我使用 Spark2.3.2 和 GraphFrames 0.7.0。
我有两个数据框:node2attrDf
并且edge2attrDf
,生成它们的代码如下:https ://gist.github.com/superPershing/56928c4f5420ea6334d7a9f6e389bda5
他们的架构是这样的:
scala> node2attrDf.printSchema
root
|-- id: integer (nullable = true)
|-- combined: array (nullable = true)
| |-- element: array (containsNull = true)
| | |-- element: integer (containsNull = false)
scala> edge2attrDf.printSchema
root
|-- src: integer (nullable = true)
|-- dst: integer (nullable = true)
|-- info: struct (nullable = false)
| |-- dstNeighbors: array (nullable = true)
| | |-- element: long (containsNull = false)
| |-- J: array (nullable = true)
| | |-- element: integer (containsNull = false)
| |-- q: array (nullable = true)
| | |-- element: double (containsNull = false)
scala> node2attrDf.show(5)
+---+--------------------+
| id| combined|
+---+--------------------+
|148|[[405, 3], [121, ...|
|463|[[131, 2], [213, ...|
|471|[[117, 7], [7, 6]...|
|496|[[134, 7], [127, ...|
|833|[[597, 4], [566, ...|
+---+--------------------+
only showing top 5 rows
scala> edge2attrDf.show(5)
+---+---+------------+
|src|dst| info|
+---+---+------------+
|780|725|[[], [], []]|
|266|351|[[], [], []]|
|285|132|[[], [], []]|
|328|748|[[], [], []]|
|275|487|[[], [], []]|
+---+---+------------+
only showing top 5 rows
当我使用两个数据框创建新的图框时:
val gDF = GraphFrame(node2attrDf, edge2attrDf)
发生错误:
scala> val gDF = GraphFrame(node2attrDf, edge2attrDf)

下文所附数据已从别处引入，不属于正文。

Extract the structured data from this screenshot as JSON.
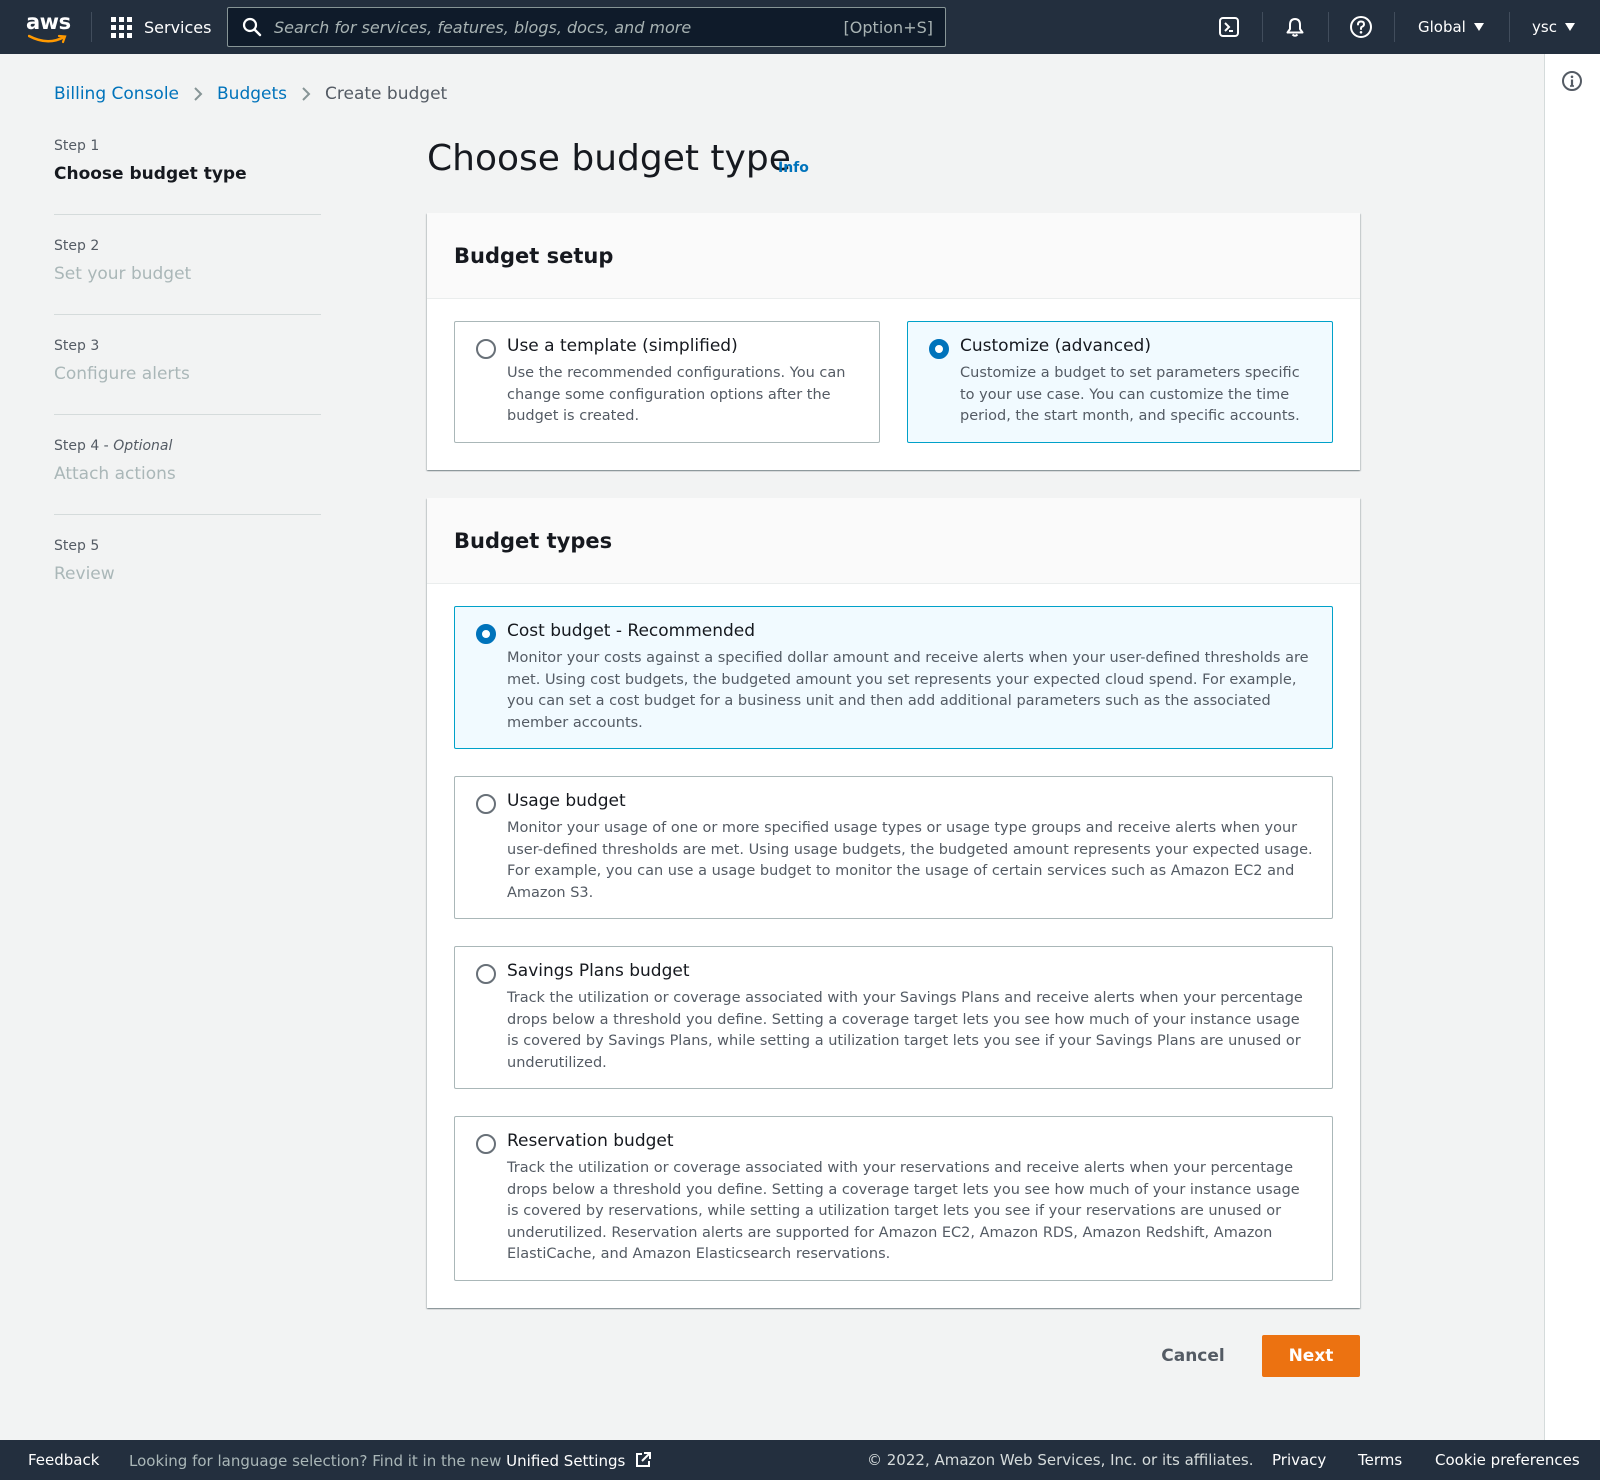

<console>:31: error: type mismatch;
found : org.apache.spark.sql.org.apache.spark.sql.org.apache.spark.sql.org.apache.spark.sql.org.apache.spark.sql.DataFrame
(which expands to) org.apache.spark.sql.Dataset[org.apache.spark.sql.Row]
required: org.apache.spark.sql.org.apache.spark.sql.org.apache.spark.sql.org.apache.spark.sql.org.apache.spark.sql.DataFrame
(which expands to) org.apache.spark.sql.Dataset[org.apache.spark.sql.Row]
val gDF = GraphFrame(node2attrDf, edge2attrDf)
^
<console>:31: error: type mismatch;
found : org.apache.spark.sql.org.apache.spark.sql.org.apache.spark.sql.org.apache.spark.sql.org.apache.spark.sql.DataFrame
(which expands to) org.apache.spark.sql.Dataset[org.apache.spark.sql.Row]
required: org.apache.spark.sql.org.apache.spark.sql.org.apache.spark.sql.org.apache.spark.sql.org.apache.spark.sql.DataFrame
(which expands to) org.apache.spark.sql.Dataset[org.apache.spark.sql.Row]
val gDF = GraphFrame(node2attrDf, edge2attrDf)
^
似乎找到的类型和所需的类型是相同的。那么为什么会发生这个错误以及如何解决呢?